Lucio Toth (30 December 1934 – 27 April 2017) was a Dalmatian Italian politician.

==Life==
He was born in Zara (today Zadar, Croatia) in Dalmatia. In 1987 he was elected senator of the Italian Republic for the 10th legislature in Naples, for the Christian Democrats. From 1992 to 2013 he was president of the "National Association of Venezia Giulia and Dalmatia" (Associazione Nazionale Venezia Giulia e Dalmazia). He was also the author of essays and articles of legal, historical and political nature.
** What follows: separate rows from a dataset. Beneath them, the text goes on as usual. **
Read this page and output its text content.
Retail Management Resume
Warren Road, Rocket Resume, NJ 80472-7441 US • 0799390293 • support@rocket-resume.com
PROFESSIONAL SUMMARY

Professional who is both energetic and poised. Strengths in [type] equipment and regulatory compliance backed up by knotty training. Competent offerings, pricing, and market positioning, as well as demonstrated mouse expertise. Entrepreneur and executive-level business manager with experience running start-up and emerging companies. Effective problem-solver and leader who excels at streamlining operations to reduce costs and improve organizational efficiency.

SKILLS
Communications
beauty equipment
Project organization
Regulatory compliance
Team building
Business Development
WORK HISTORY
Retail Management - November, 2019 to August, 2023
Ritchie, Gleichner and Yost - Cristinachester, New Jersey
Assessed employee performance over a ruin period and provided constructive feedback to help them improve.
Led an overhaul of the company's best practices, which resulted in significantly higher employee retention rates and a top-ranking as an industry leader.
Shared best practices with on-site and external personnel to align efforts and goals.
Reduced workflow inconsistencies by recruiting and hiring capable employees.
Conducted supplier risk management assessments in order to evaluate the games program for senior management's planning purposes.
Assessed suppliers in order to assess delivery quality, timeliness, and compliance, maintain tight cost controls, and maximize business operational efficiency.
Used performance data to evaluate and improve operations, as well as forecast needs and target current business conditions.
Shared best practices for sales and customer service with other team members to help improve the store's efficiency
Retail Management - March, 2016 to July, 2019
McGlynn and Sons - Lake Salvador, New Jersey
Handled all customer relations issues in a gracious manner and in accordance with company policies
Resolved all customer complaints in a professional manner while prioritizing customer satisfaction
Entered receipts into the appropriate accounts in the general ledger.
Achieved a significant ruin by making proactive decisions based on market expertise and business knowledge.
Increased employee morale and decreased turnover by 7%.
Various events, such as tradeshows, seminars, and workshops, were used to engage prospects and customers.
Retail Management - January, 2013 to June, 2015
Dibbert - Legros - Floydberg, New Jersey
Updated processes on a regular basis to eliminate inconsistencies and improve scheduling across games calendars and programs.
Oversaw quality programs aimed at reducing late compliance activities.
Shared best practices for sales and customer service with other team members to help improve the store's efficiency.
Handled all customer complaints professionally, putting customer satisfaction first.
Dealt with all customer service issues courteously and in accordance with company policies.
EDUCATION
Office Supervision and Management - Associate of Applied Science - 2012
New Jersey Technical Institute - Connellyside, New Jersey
He published three novels about Dalmatia: "The house in Calle San Zorzi" (La casa di Calle San Zorzi) on the events taking place in Zara in the twentieth century, "Spiridione Lascarich Standard bearer of the Serenissima" (Spiridione Lascarich Alfiere della Serenissima) on the Turkish-Venetian wars of the seventeenth century in Dalmatia and Greece, and "The Dalmatian deserter" on the Risorgimento, which was published posthumously. He also wrote the "History of Zadar" (Storia di Zara), dedicated to his native hometown.

He died in Rome on 27 April 2017.

==Nationality==
Although he was Italian citizen, his surname od Hungarian origin (Tóth).